李汝亭在厨房里不紧不慢地忙活了近半个小时。齐霜起初站在门口看,后来觉得实在不好意思干站着,便试探性地问了一句需不需要帮忙。李汝亭头也没抬,只说了句“不用”,她便只好退回客厅坐在沙发上。
吃完饭,齐霜主动收拾了碗筷,拿到厨房放入水槽。看着那堆待洗的餐具,她犹豫了一下,还是挽起袖子,打开了水龙头。李汝亭走进来时,她正低头冲洗着盘子上的泡沫。
“放着吧,明天会有人来收拾。”他在她身后说。
齐霜还是坚持把最后一个盘子冲净,放进沥水架。“顺手的事。”她擦干手,转过身,感觉厨房里油烟味让她有些气闷。
“我……去院子里透透气。”
“嗯。”李汝亭点了点头。
齐霜走出正房,重新回到院子里。夜色已经完全笼罩下来,廊下的灯散发着昏黄温暖的光,将小院照得不真切。
她走到那棵石榴树下,抬头望着从交错枝桠间露出的,被城市光晕映得发红的夜空。
脚步声自身后传来,很轻,落在青砖上。
她没有回头,也知道是谁。
李汝亭走到她身侧,与她隔着一步远的距离,同样抬头望了望天空,然后目光转向她。
院子里很静,能听到远处隐约的车流声。
“齐霜。”他开口,叫她的名字。
齐霜的心一跳,预感到他要说什么。她没有应声,只是看向他。
“那晚在多称镇,”他询问,“星空下,我问你的问题……你想好了吗?”
果然,齐霜心里咯噔一下,什么“私厨”,什么亲手做饭,原来铺垫在这里。
鸿门宴。
这三个字清晰地出现在她脑海里。
拒绝的话在舌尖滚了滚,她垂下眼睫,视线落在自己脚边一块被磨得光滑的青砖上。
“我……马上就要去康奈尔了。”
这句话像是一个盾牌,被她举了起来,是陈述事实,也是一种婉拒。她等着他的反应,或许是不悦,了然,放弃。
然而,李汝亭闻言,却极轻地笑了一下。
不是嘲讽,也不是无奈,那笑声低低的,带着一种……近乎愉悦的意味。
齐霜讶异地抬眼看他。
他正看着她,嘴角那抹浅淡的笑意还未完全散去。“没关系。”他说道,仿佛康奈尔与北京之间的距离,在他眼里根本不值一提。

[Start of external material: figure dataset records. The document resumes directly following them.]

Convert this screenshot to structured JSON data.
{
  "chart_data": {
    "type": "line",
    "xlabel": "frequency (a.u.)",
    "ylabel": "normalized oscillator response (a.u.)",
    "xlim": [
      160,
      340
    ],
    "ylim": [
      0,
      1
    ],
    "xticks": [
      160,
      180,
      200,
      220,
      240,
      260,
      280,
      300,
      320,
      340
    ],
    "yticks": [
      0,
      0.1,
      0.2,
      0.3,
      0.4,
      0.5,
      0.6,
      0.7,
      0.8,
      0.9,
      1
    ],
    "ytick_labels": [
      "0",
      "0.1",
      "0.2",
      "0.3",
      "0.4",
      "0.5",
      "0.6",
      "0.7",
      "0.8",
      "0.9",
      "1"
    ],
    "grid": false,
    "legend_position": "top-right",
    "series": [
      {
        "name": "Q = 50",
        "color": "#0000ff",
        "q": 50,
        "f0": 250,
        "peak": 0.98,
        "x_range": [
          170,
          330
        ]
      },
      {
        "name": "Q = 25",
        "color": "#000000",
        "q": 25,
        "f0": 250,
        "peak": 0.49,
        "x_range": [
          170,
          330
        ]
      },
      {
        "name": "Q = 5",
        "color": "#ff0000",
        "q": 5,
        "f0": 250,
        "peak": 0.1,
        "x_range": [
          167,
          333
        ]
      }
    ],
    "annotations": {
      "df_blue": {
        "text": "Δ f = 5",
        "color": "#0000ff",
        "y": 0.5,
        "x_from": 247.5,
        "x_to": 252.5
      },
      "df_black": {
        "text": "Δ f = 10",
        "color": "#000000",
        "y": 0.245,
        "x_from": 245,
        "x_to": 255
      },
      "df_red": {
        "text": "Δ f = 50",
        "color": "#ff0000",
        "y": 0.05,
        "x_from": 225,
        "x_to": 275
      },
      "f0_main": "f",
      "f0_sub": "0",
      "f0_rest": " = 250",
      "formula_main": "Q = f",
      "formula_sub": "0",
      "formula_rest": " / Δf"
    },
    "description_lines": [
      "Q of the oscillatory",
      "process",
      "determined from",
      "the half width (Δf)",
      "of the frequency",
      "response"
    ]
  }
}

然后,他向前迈了半步,他的身影挡住了部分光线,将她笼罩在一小片阴影里,他低下头又问了,带着一种执着的温柔:
“齐霜,要和我在一起吗?”
齐霜看着他近在咫尺的脸,然后,极轻极轻地,点了一下头。
那个轻得几乎看不见的点头之后,齐霜被他看得有些不自在,脸颊微微发烫,下意识地又想低下头,就在她眼睫垂下的瞬间,李汝亭动了。

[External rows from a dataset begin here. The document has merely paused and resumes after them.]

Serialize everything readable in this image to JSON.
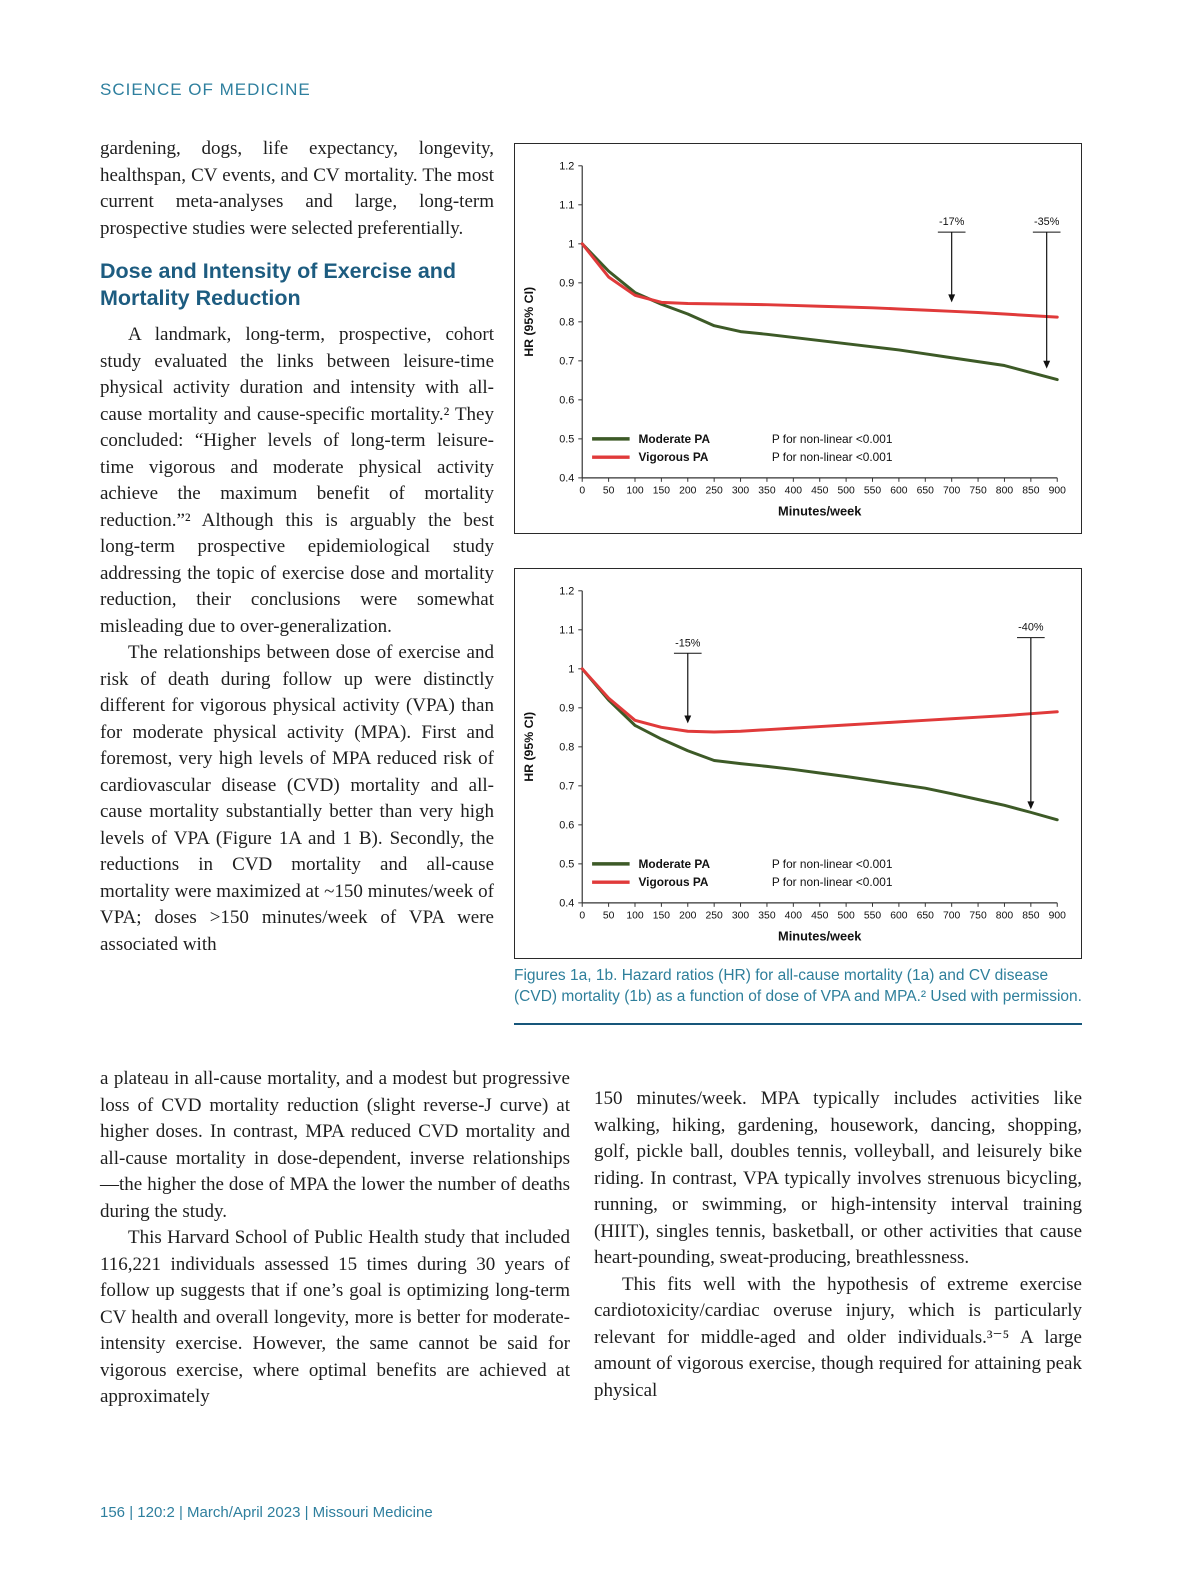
{
  "page": {
    "kicker": "SCIENCE OF MEDICINE",
    "footer": "156 | 120:2 | March/April 2023 | Missouri Medicine"
  },
  "colors": {
    "accent_teal": "#2e7f9e",
    "heading_blue": "#1d5c80",
    "moderate_green": "#3d5a27",
    "vigorous_red": "#e03a3a"
  },
  "article": {
    "heading": "Dose and Intensity of Exercise and Mortality Reduction",
    "col1": {
      "p1": "gardening, dogs, life expectancy, longevity, healthspan, CV events, and CV mortality. The most current meta-analyses and large, long-term prospective studies were selected preferentially.",
      "p2": "A landmark, long-term, prospective, cohort study evaluated the links between leisure-time physical activity duration and intensity with all-cause mortality and cause-specific mortality.²  They concluded: “Higher levels of long-term leisure-time vigorous and moderate physical activity achieve the maximum benefit of mortality reduction.”² Although this is arguably the best long-term prospective epidemiological study addressing the topic of exercise dose and mortality reduction, their conclusions were somewhat misleading due to over-generalization.",
      "p3a": "The relationships between dose of exercise and risk of death during follow up were distinctly different for vigorous physical activity (VPA) than for moderate physical activity (MPA). First and foremost, very high levels of MPA reduced risk of cardiovascular disease (CVD) mortality and all-cause mortality substantially better than very high levels of VPA (Figure 1A and 1 B). Secondly, the reductions in CVD mortality and all-cause mortality were maximized at ~150 minutes/week of VPA; doses >150 minutes/week of VPA were associated with"
    },
    "col1_bottom": {
      "p3b": "a plateau in all-cause mortality, and a modest but progressive loss of CVD mortality reduction (slight reverse-J curve) at higher doses. In contrast, MPA reduced CVD mortality and all-cause mortality in dose-dependent, inverse relationships—the higher the dose of MPA the lower the number of deaths during the study.",
      "p4": "This Harvard School of Public Health study that included 116,221 individuals assessed 15 times during 30 years of follow up suggests that if one’s goal is optimizing long-term CV health and overall longevity, more is better for moderate-intensity exercise. However, the same cannot be said for vigorous exercise, where optimal benefits are achieved at approximately"
    },
    "col2": {
      "p5": "150 minutes/week. MPA typically includes activities like walking, hiking, gardening, housework, dancing, shopping, golf, pickle ball, doubles tennis, volleyball, and leisurely bike riding. In contrast, VPA typically involves strenuous bicycling, running, or swimming, or high-intensity interval training (HIIT), singles tennis, basketball, or other activities that cause heart-pounding, sweat-producing, breathlessness.",
      "p6": "This fits well with the hypothesis of extreme exercise cardiotoxicity/cardiac overuse injury, which is particularly relevant for middle-aged and older individuals.³⁻⁵  A large amount of vigorous exercise, though required for attaining peak physical"
    },
    "caption": "Figures 1a, 1b.  Hazard ratios (HR) for all-cause mortality (1a) and CV disease (CVD) mortality (1b) as a function of dose of VPA and MPA.² Used with permission."
  },
  "chart_data": [
    {
      "id": "fig1a",
      "type": "line",
      "title": "Figure 1a: Hazard ratios for all-cause mortality by dose of physical activity",
      "ylabel": "HR (95% CI)",
      "xlabel": "Minutes/week",
      "ylim": [
        0.4,
        1.2
      ],
      "xlim": [
        0,
        900
      ],
      "yticks": [
        0.4,
        0.5,
        0.6,
        0.7,
        0.8,
        0.9,
        1,
        1.1,
        1.2
      ],
      "xticks": [
        0,
        50,
        100,
        150,
        200,
        250,
        300,
        350,
        400,
        450,
        500,
        550,
        600,
        650,
        700,
        750,
        800,
        850,
        900
      ],
      "x": [
        0,
        50,
        100,
        150,
        200,
        250,
        300,
        350,
        400,
        450,
        500,
        550,
        600,
        650,
        700,
        750,
        800,
        850,
        900
      ],
      "series": [
        {
          "name": "Moderate PA",
          "color": "#3d5a27",
          "p_label": "P for non-linear <0.001",
          "values": [
            1.0,
            0.93,
            0.875,
            0.845,
            0.82,
            0.79,
            0.775,
            0.768,
            0.76,
            0.752,
            0.744,
            0.736,
            0.728,
            0.718,
            0.708,
            0.698,
            0.688,
            0.67,
            0.652
          ]
        },
        {
          "name": "Vigorous PA",
          "color": "#e03a3a",
          "p_label": "P for non-linear <0.001",
          "values": [
            1.0,
            0.915,
            0.868,
            0.85,
            0.847,
            0.846,
            0.845,
            0.844,
            0.842,
            0.84,
            0.838,
            0.836,
            0.833,
            0.83,
            0.827,
            0.824,
            0.82,
            0.816,
            0.812
          ]
        }
      ],
      "annotations": [
        {
          "label": "-17%",
          "x": 700,
          "from": 1.03,
          "to": 0.85
        },
        {
          "label": "-35%",
          "x": 880,
          "from": 1.03,
          "to": 0.68
        }
      ],
      "legend_position": "bottom-left",
      "grid": false
    },
    {
      "id": "fig1b",
      "type": "line",
      "title": "Figure 1b: Hazard ratios for CVD mortality by dose of physical activity",
      "ylabel": "HR (95% CI)",
      "xlabel": "Minutes/week",
      "ylim": [
        0.4,
        1.2
      ],
      "xlim": [
        0,
        900
      ],
      "yticks": [
        0.4,
        0.5,
        0.6,
        0.7,
        0.8,
        0.9,
        1,
        1.1,
        1.2
      ],
      "xticks": [
        0,
        50,
        100,
        150,
        200,
        250,
        300,
        350,
        400,
        450,
        500,
        550,
        600,
        650,
        700,
        750,
        800,
        850,
        900
      ],
      "x": [
        0,
        50,
        100,
        150,
        200,
        250,
        300,
        350,
        400,
        450,
        500,
        550,
        600,
        650,
        700,
        750,
        800,
        850,
        900
      ],
      "series": [
        {
          "name": "Moderate PA",
          "color": "#3d5a27",
          "p_label": "P for non-linear <0.001",
          "values": [
            1.0,
            0.92,
            0.855,
            0.82,
            0.79,
            0.765,
            0.757,
            0.75,
            0.742,
            0.733,
            0.724,
            0.714,
            0.704,
            0.694,
            0.68,
            0.665,
            0.65,
            0.632,
            0.613
          ]
        },
        {
          "name": "Vigorous PA",
          "color": "#e03a3a",
          "p_label": "P for non-linear <0.001",
          "values": [
            1.0,
            0.925,
            0.868,
            0.85,
            0.84,
            0.838,
            0.84,
            0.844,
            0.848,
            0.852,
            0.856,
            0.86,
            0.864,
            0.868,
            0.872,
            0.876,
            0.88,
            0.885,
            0.89
          ]
        }
      ],
      "annotations": [
        {
          "label": "-15%",
          "x": 200,
          "from": 1.04,
          "to": 0.86
        },
        {
          "label": "-40%",
          "x": 850,
          "from": 1.08,
          "to": 0.64
        }
      ],
      "legend_position": "bottom-left",
      "grid": false
    }
  ]
}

他向前迈了最后那半步,彻底消除了两人之间的距离,他的身影完全笼罩下来。
李汝亭抬起手,握住了她垂在身侧的手。她的手指冰凉,而他的掌心温热干燥,那温度透过皮肤传来,让她不由自主地轻轻颤了一下,却没有挣脱。
他感受到了她细微的颤抖,然后,他的另一只手坚定地环上了她的后背。
这是一个真正意义上的拥抱。
齐霜的身体是僵硬的,她的额头抵在他肩头柔软的毛衣面料上,李汝亭的下巴蹭过她的发顶,发丝柔软。
他没有说话,只是维持着这个拥抱的姿势。多称镇星空下悬而未决的那个问题,现在得到了一个温热的回应。

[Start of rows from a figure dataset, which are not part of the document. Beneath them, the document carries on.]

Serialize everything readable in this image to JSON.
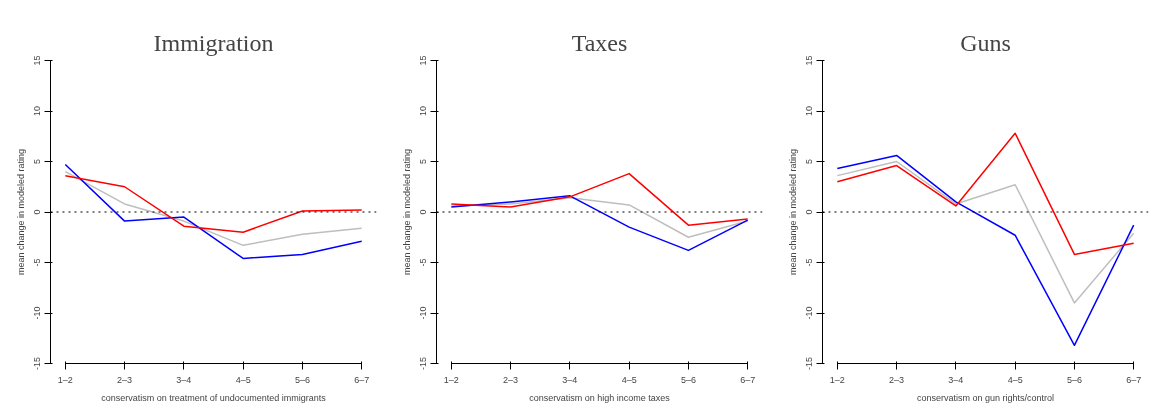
{
  "chart_data": [
    {
      "type": "line",
      "title": "Immigration",
      "xlabel": "conservatism on treatment of undocumented immigrants",
      "ylabel": "mean change in modeled rating",
      "categories": [
        "1–2",
        "2–3",
        "3–4",
        "4–5",
        "5–6",
        "6–7"
      ],
      "ylim": [
        -15,
        15
      ],
      "yticks": [
        -15,
        -10,
        -5,
        0,
        5,
        10,
        15
      ],
      "ref_lines": [
        {
          "axis": "y",
          "value": 0,
          "line_style": "dotted",
          "color": "#000000"
        }
      ],
      "series": [
        {
          "color": "#bebebe",
          "values": [
            4.0,
            0.8,
            -0.9,
            -3.3,
            -2.2,
            -1.6
          ]
        },
        {
          "color": "#0000ff",
          "values": [
            4.7,
            -0.9,
            -0.5,
            -4.6,
            -4.2,
            -2.9
          ]
        },
        {
          "color": "#ff0000",
          "values": [
            3.6,
            2.5,
            -1.4,
            -2.0,
            0.1,
            0.2
          ]
        }
      ]
    },
    {
      "type": "line",
      "title": "Taxes",
      "xlabel": "conservatism on high income taxes",
      "ylabel": "mean change in modeled rating",
      "categories": [
        "1–2",
        "2–3",
        "3–4",
        "4–5",
        "5–6",
        "6–7"
      ],
      "ylim": [
        -15,
        15
      ],
      "yticks": [
        -15,
        -10,
        -5,
        0,
        5,
        10,
        15
      ],
      "ref_lines": [
        {
          "axis": "y",
          "value": 0,
          "line_style": "dotted",
          "color": "#000000"
        }
      ],
      "series": [
        {
          "color": "#bebebe",
          "values": [
            0.6,
            0.8,
            1.4,
            0.7,
            -2.5,
            -0.9
          ]
        },
        {
          "color": "#0000ff",
          "values": [
            0.5,
            1.0,
            1.6,
            -1.5,
            -3.8,
            -0.8
          ]
        },
        {
          "color": "#ff0000",
          "values": [
            0.8,
            0.5,
            1.5,
            3.8,
            -1.3,
            -0.7
          ]
        }
      ]
    },
    {
      "type": "line",
      "title": "Guns",
      "xlabel": "conservatism on gun rights/control",
      "ylabel": "mean change in modeled rating",
      "categories": [
        "1–2",
        "2–3",
        "3–4",
        "4–5",
        "5–6",
        "6–7"
      ],
      "ylim": [
        -15,
        15
      ],
      "yticks": [
        -15,
        -10,
        -5,
        0,
        5,
        10,
        15
      ],
      "ref_lines": [
        {
          "axis": "y",
          "value": 0,
          "line_style": "dotted",
          "color": "#000000"
        }
      ],
      "series": [
        {
          "color": "#bebebe",
          "values": [
            3.6,
            5.0,
            0.8,
            2.7,
            -9.0,
            -2.1
          ]
        },
        {
          "color": "#0000ff",
          "values": [
            4.3,
            5.6,
            1.0,
            -2.3,
            -13.2,
            -1.3
          ]
        },
        {
          "color": "#ff0000",
          "values": [
            3.0,
            4.6,
            0.6,
            7.8,
            -4.2,
            -3.1
          ]
        }
      ]
    }
  ]
}
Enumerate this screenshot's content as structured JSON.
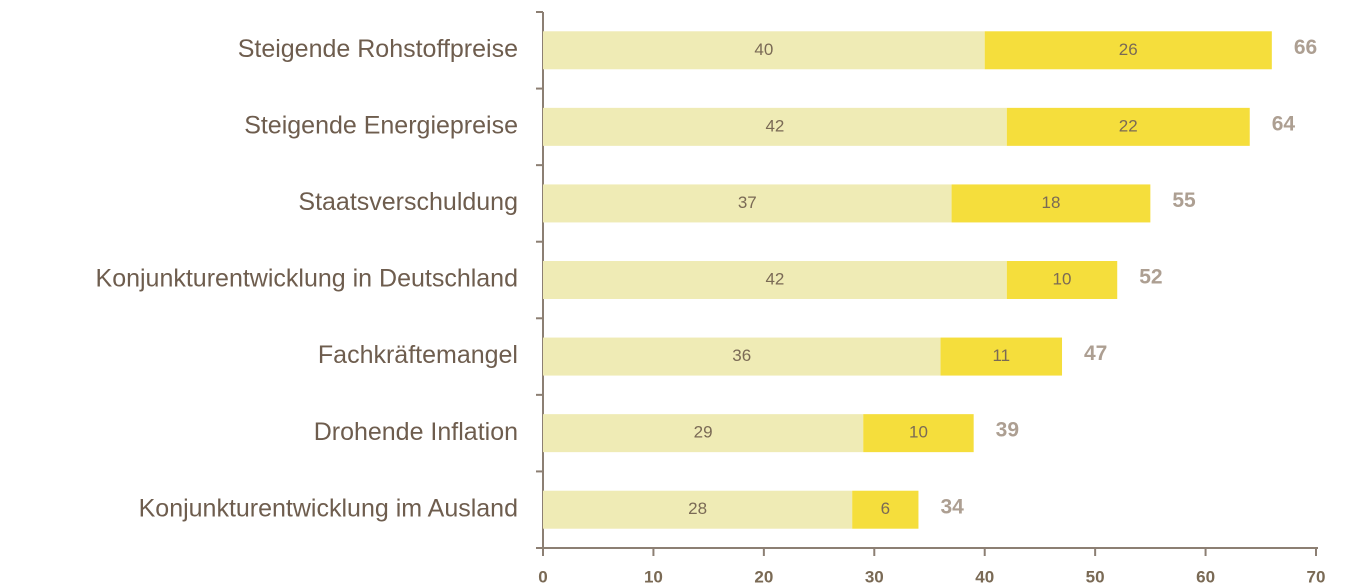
{
  "chart_data": {
    "type": "stacked_barh",
    "categories": [
      "Steigende Rohstoffpreise",
      "Steigende Energiepreise",
      "Staatsverschuldung",
      "Konjunkturentwicklung in Deutschland",
      "Fachkräftemangel",
      "Drohende Inflation",
      "Konjunkturentwicklung im Ausland"
    ],
    "series": [
      {
        "color": "#efebb5",
        "values": [
          40,
          42,
          37,
          42,
          36,
          29,
          28
        ]
      },
      {
        "color": "#f5de3c",
        "values": [
          26,
          22,
          18,
          10,
          11,
          10,
          6
        ]
      }
    ],
    "totals": [
      66,
      64,
      55,
      52,
      47,
      39,
      34
    ],
    "xlim": [
      0,
      70
    ],
    "xticks": [
      0,
      10,
      20,
      30,
      40,
      50,
      60,
      70
    ]
  }
}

车子平稳地停在财大东门附近,与来接她时是同一个位置,只有门卫亭亮着灯。
齐霜解开安全带,拿起马蹄莲准备下车,手搭在门把手上,却停顿了一下,像是突然想起了什么至关重要的事情。
她转过头,看向驾驶座上的李汝亭。
齐霜问他:“那……我们现在就是男女朋友关系了?”
这个问题问得直接,李汝亭显然没料到她会突然问这个,也没有立刻给出“是”或“不是”的答案。
然后,他忽然倾身过来,抬起手,动作很轻地将齐霜地发丝拨到耳后,齐霜僵了一下,没有躲开。
他的手指在她发间停留了片刻,然后收回。“齐霜,”他的声音低沉而平稳,“我们还有很多时间。”
她似懂非懂地点了点头,捕捉到了表面那层温和的意味,他不否认,他说时间还长。这在她听来,近乎一种默许和对未来的承诺。
她不再追问,只是看着他,这一次的点头带着显而易见的开心。
“我上去了。”她说,声音里带着藏不住的愉悦。
“嗯。”他应道,“早点休息。”
齐霜下了车,夜风带着寒意吹来,她却觉得浑身暖洋洋的。
她抱紧了怀里的花束,小心地调整了一下花束的位置,确保它们不会被挤到,然后脚步轻快地走进了校门。